This isn’t my first blog, or even my twenty-first. I work for a large software company and have been a blogger for nearly 13 years, which oddly enough isn’t that long when you consider that some longtime bloggers have been plugging away on their weblogs since the 1990s. I set up my first email address in 1993, but didn’t ever consider a blog until 2006, and I can’t remember why. I think at the time I had a lot of time on my hands, plus this was the pre-smartphone era, so as a would-be writer with a laptop and lots of empty days, that could only mean one thing: loads of writing.

writer writing in a notebook with laptop
Obligatory stock photo with someone writing, naturally with lens blur activated in the foreground to bump up the cool factor.

Anyway, why start a blog now? Well, there’s that itch to start writing again. I don’t have nearly the loads and loads of free time now that I had back then. I’m 13 years older, so I’ve generally added more responsibilities, but really the writing compulsion just won’t be silenced. Lately I’ve found myself writing short emails and even shorter tweets, and when I do sit down to write any sort of fiction my brain wants to scream in horror at the realization that my metaphors are weak and my overall vocabulary has deteriorated, so this blog is partly a cry for help to the Blogging Gods that, perhaps, a regular practice of writing will strengthen what was once — if I may say so myself — quite strong. Strong enough to have written a book and published hundreds of magazine and newspaper articles. Now I’m not sure anyone outside of this blog would even bother. But life is nothing if not like one of those long, long rolls of blank newsprint on which a person can fill whatever their heart’s desire. My desire is more writing.

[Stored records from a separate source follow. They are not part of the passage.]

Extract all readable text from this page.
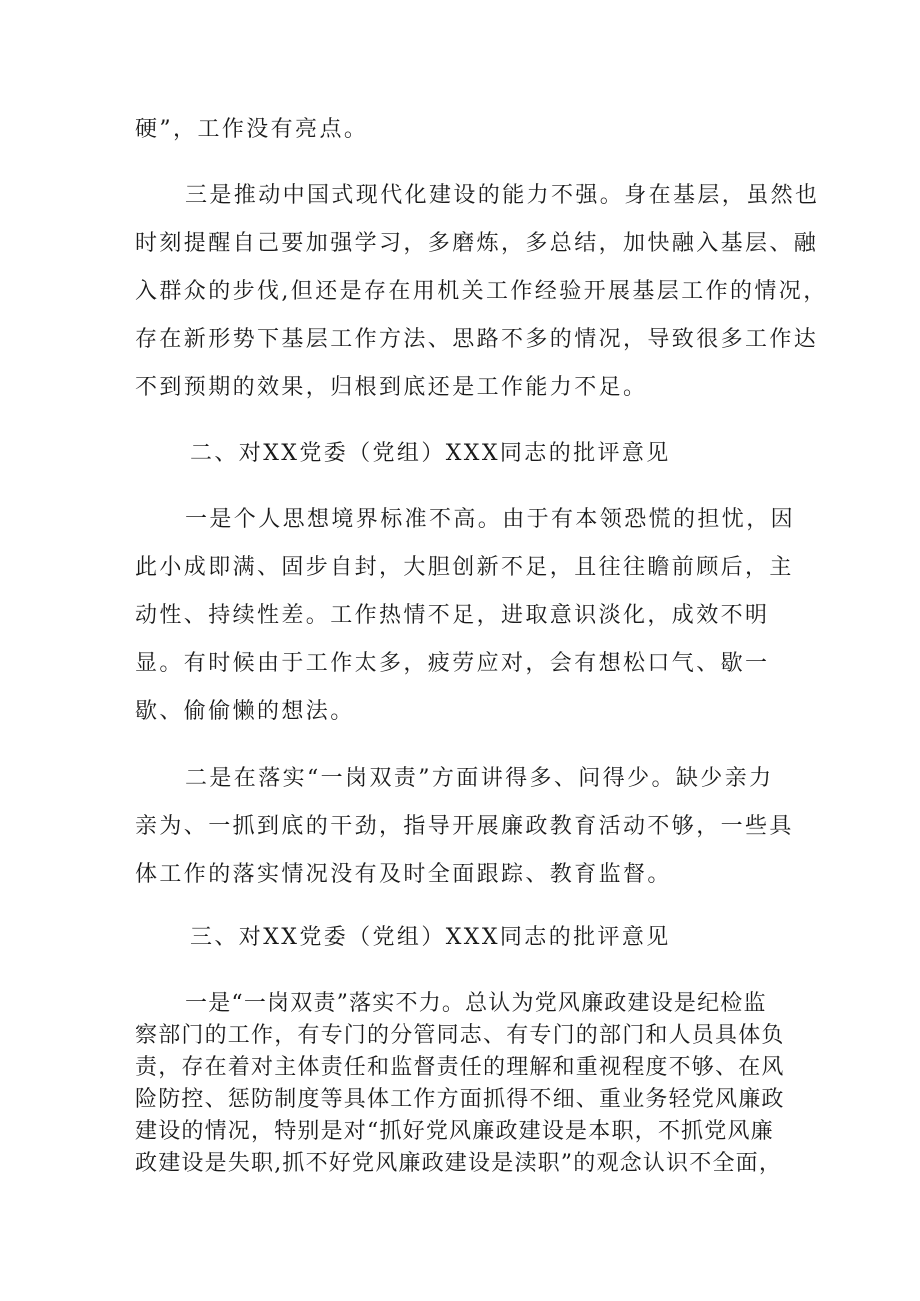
硬”，工作没有亮点。

三是推动中国式现代化建设的能力不强。身在基层，虽然也
时刻提醒自己要加强学习，多磨炼，多总结，加快融入基层、融
入群众的步伐,但还是存在用机关工作经验开展基层工作的情况，
存在新形势下基层工作方法、思路不多的情况，导致很多工作达
不到预期的效果，归根到底还是工作能力不足。

二、对XX党委（党组）XXX同志的批评意见

一是个人思想境界标准不高。由于有本领恐慌的担忧，因
此小成即满、固步自封，大胆创新不足，且往往瞻前顾后，主
动性、持续性差。工作热情不足，进取意识淡化，成效不明
显。有时候由于工作太多，疲劳应对，会有想松口气、歇一
歇、偷偷懒的想法。

二是在落实“一岗双责”方面讲得多、问得少。缺少亲力
亲为、一抓到底的干劲，指导开展廉政教育活动不够，一些具
体工作的落实情况没有及时全面跟踪、教育监督。

三、对XX党委（党组）XXX同志的批评意见

一是“一岗双责”落实不力。总认为党风廉政建设是纪检监
察部门的工作，有专门的分管同志、有专门的部门和人员具体负
责，存在着对主体责任和监督责任的理解和重视程度不够、在风
险防控、惩防制度等具体工作方面抓得不细、重业务轻党风廉政
建设的情况，特别是对“抓好党风廉政建设是本职，不抓党风廉
政建设是失职,抓不好党风廉政建设是渎职”的观念认识不全面，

Meanwhile, I’m also obsessed — much like every other person on the web, it seems — with productivity and time management, the whole work/life balance debate, and all the tools, doodads, doohickeys, gadgets, books, planners, and other contrivances attendant to the pursuit thereof. Ironically I fail miserably at doing half the things on my todo list every day, but every morning there’s a lovely sense of promise when I open my Hobonichi Techo Cousin planner and start a fresh page with all that I hope to check off that day. It’s a sickness and a delirious pleasure.